Vitamin D which is referred to as sunshine vitamin, since long has been associated with strong and healthy bones. It also benefits the immune system, endocrine system, and the cardiovascular system. But there is a lot more vitamin D works on rather than just the bones.
Insufficient Vitamin D levels lead to a compromised immune system, increases the risk of hypertension, and also raises the risk of type 2 diabetes.
A study published in a journal shows how vitamin D deficiency is related to the development of dementia and Alzheimer’s(1). Over the past years, low levels of this vitamin have been associated with brain-related disorders such as Parkinson’s, multiple sclerosis, and even autism(2).
A normal range of 50ng/ml-80ng/ml of vitamin D should be maintained. Along with this a daily diet of 5000IU-8000IU of daily vitamin D in the meals is recommended for better absorption.
How Does Vitamin D Affect The Brain Health?
Vitamin D commonly and significantly impacts brain health. Mild cognitive decline and dementia are the common age-related cognitive decline and have been associated with low vitamin D levels in the body.
Certain cells in the brain have a receptor for vitamin D that keeps the brain healthy and functioning.
A study conducted in an animal model of Alzheimer’s diseases showed that vitamin D helped clear the brain of amyloid, a toxic protein which builds up and contributes to Alzheimer’s(3,4).
It supported neurogenesis i.e. formation of new and healthy brain cells. Vitamin D also protects against neuroinflammation and neurodegenerative disorders in the brain.
Vitamin D and Age-Related Cognitive Decline
Mild cognitive impairment is very common as the age advances. It is seen affecting roughly 15-20% of individual of 65 years of age and older(5). This increases the risk of dementia in these individuals.
Dementia contributes to the risk factors involved in the death in elderly and Alzheimer’s is the most common cause of dementia.
Vitamin D has been associated with the declining brain function and has been an addition in the risk factors associated with mild cognitive impairment and dementia.
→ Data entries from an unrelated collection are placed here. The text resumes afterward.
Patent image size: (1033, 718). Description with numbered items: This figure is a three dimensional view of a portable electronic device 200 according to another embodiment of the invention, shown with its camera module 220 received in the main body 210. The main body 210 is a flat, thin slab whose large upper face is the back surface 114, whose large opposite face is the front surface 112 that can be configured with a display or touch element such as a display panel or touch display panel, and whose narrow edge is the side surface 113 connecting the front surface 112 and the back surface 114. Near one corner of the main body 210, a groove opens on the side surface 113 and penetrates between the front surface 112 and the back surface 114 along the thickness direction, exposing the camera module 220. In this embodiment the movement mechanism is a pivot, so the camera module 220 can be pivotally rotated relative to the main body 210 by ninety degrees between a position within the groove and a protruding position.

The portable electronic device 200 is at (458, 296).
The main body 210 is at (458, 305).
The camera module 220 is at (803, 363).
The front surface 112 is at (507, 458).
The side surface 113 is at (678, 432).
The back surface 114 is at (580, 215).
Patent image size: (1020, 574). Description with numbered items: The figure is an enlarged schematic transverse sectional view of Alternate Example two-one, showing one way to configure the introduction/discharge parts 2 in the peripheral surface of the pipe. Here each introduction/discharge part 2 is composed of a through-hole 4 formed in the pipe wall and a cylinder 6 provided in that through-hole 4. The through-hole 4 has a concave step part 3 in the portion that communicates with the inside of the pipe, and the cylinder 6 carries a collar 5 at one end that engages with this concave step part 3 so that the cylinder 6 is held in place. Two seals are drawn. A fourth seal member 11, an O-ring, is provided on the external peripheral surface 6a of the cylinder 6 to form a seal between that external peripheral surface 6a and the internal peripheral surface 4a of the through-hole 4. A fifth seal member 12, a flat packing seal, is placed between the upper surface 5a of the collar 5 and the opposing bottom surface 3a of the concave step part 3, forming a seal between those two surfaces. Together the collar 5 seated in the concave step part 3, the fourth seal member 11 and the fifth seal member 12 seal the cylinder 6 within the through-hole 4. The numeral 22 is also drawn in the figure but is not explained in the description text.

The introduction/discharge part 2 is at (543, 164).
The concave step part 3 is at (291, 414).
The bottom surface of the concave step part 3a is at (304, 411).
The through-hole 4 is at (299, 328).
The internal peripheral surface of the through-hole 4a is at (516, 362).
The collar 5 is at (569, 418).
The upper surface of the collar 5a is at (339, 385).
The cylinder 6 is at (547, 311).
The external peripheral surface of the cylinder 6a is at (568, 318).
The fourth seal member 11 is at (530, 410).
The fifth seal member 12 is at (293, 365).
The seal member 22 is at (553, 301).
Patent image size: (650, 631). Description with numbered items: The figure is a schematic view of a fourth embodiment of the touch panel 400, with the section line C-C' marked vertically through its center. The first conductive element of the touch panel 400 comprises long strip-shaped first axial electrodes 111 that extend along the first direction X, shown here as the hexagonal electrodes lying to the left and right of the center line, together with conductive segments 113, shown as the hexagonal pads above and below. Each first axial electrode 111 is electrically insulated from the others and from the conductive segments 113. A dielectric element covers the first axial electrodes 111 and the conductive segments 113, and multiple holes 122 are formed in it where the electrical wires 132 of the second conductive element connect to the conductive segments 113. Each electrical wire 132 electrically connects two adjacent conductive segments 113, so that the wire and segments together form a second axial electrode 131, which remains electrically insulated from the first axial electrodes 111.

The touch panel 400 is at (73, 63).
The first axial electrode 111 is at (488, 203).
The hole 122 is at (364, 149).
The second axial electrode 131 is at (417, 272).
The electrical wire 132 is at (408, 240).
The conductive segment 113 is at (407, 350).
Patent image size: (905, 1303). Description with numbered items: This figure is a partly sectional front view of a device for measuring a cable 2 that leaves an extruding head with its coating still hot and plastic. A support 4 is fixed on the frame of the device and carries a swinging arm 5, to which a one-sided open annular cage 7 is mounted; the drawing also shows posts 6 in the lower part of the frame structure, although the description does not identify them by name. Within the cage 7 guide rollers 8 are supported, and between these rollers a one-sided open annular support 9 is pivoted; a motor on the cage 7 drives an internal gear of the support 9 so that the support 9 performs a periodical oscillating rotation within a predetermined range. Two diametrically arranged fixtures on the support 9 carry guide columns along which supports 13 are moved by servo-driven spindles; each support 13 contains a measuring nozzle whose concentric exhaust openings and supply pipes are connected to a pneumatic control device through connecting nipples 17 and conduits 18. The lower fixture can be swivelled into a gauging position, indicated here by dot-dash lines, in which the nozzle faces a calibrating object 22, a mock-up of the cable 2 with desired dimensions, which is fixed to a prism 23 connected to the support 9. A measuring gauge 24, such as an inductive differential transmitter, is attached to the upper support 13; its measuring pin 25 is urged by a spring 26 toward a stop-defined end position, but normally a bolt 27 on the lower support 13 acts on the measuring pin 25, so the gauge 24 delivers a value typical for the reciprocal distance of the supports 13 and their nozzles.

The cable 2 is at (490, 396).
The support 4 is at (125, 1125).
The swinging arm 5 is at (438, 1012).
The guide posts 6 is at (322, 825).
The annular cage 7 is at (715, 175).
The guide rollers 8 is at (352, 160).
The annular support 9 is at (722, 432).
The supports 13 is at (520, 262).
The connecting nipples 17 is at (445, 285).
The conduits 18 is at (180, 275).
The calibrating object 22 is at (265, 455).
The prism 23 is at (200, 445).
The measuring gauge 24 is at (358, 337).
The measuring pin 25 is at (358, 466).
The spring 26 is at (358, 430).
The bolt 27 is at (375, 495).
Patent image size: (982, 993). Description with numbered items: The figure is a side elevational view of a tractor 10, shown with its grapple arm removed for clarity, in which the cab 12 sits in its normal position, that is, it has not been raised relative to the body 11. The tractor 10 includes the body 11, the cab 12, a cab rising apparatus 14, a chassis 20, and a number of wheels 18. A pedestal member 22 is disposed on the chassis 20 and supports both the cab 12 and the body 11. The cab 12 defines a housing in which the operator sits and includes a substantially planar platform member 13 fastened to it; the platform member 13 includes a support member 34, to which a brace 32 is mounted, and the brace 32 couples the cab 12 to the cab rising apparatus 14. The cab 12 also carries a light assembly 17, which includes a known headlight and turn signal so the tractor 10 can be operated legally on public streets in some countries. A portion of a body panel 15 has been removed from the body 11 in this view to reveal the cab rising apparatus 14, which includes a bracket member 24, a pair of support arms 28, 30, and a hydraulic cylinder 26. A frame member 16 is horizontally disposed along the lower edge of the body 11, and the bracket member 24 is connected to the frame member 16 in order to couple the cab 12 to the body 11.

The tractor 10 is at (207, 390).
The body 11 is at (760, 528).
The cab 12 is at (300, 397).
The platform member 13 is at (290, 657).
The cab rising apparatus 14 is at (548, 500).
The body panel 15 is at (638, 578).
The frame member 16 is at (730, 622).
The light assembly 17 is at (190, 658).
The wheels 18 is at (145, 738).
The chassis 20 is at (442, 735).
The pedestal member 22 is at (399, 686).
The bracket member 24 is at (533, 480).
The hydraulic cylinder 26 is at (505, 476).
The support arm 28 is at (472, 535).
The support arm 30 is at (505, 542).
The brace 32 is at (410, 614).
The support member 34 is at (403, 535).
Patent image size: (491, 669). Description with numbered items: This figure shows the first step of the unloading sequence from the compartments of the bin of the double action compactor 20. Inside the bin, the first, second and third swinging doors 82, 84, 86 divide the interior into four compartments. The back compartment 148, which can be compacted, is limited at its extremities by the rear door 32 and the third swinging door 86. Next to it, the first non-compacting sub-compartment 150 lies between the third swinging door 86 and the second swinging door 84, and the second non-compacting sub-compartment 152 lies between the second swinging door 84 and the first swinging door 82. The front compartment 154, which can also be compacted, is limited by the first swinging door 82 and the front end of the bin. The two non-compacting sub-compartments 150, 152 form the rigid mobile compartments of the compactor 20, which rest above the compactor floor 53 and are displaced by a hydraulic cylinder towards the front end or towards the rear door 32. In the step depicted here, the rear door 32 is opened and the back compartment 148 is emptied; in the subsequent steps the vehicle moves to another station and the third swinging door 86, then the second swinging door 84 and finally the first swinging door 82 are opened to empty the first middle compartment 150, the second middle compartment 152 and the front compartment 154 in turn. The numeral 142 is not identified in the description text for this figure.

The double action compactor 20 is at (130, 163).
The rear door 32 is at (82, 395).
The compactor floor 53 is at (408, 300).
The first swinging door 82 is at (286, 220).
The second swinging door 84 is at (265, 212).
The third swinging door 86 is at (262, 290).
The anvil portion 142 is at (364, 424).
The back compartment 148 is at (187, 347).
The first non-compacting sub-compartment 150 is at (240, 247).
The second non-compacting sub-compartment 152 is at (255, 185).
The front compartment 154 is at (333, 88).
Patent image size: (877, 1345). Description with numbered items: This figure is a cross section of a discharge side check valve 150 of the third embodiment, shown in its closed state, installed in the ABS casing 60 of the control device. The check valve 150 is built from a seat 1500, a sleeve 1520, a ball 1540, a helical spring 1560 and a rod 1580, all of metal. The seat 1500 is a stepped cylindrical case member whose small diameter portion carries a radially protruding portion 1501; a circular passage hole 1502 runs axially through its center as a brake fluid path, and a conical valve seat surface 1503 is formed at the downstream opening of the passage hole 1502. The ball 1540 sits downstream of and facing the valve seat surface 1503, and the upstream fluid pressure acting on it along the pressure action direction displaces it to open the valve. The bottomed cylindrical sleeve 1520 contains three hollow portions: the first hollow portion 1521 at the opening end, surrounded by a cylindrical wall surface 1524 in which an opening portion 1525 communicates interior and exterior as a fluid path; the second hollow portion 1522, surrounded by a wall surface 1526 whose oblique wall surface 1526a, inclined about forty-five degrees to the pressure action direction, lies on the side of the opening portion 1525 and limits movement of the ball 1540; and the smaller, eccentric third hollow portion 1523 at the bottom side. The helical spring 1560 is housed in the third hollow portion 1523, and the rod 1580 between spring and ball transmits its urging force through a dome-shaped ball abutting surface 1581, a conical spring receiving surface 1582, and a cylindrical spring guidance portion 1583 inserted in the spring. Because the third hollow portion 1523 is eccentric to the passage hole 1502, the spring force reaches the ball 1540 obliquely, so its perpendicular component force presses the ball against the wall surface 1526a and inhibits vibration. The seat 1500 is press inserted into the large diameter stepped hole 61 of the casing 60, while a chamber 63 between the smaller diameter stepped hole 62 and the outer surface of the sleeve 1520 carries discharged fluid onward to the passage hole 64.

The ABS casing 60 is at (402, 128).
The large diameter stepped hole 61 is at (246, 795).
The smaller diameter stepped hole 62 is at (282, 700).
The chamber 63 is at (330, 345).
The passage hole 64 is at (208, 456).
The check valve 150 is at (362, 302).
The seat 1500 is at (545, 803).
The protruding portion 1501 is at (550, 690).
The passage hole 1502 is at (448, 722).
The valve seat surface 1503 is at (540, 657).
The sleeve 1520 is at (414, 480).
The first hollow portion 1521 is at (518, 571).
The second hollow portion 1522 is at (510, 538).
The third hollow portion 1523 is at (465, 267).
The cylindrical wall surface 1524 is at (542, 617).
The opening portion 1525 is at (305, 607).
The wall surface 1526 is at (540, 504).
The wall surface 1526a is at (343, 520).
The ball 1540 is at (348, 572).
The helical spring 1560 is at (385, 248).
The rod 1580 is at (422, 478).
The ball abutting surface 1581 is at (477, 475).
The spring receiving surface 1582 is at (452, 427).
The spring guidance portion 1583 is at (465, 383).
In fact, a study shows that risk of developing dementia is more in those with vitamin D deficiency(6) and those with high vitamin D levels have less cognitive impairment and better short term working memory.
Vitamin D levels are also linked with the structure of the brain. Higher levels of this vitamin are associated with more beneficial gray matter in older adults. Gray matter is a brain tissue where nerves are present and form the functional connections with the other cells such as in cerebral cortex which is a major region of the brain. Cerebral cortex controls cognition, new memory formation, and memory recall.
Vitamin D deficiency is a common problem. Vitamin D supports various brain functions and also protects against neurodegeneration.
Keep a check on the levels and if they are found low it is better to consult a doctor and start a supplement for the same. It should be noted that heavier people often need higher dose and absorption is much better if the vitamin is taken with a meal that contains fat.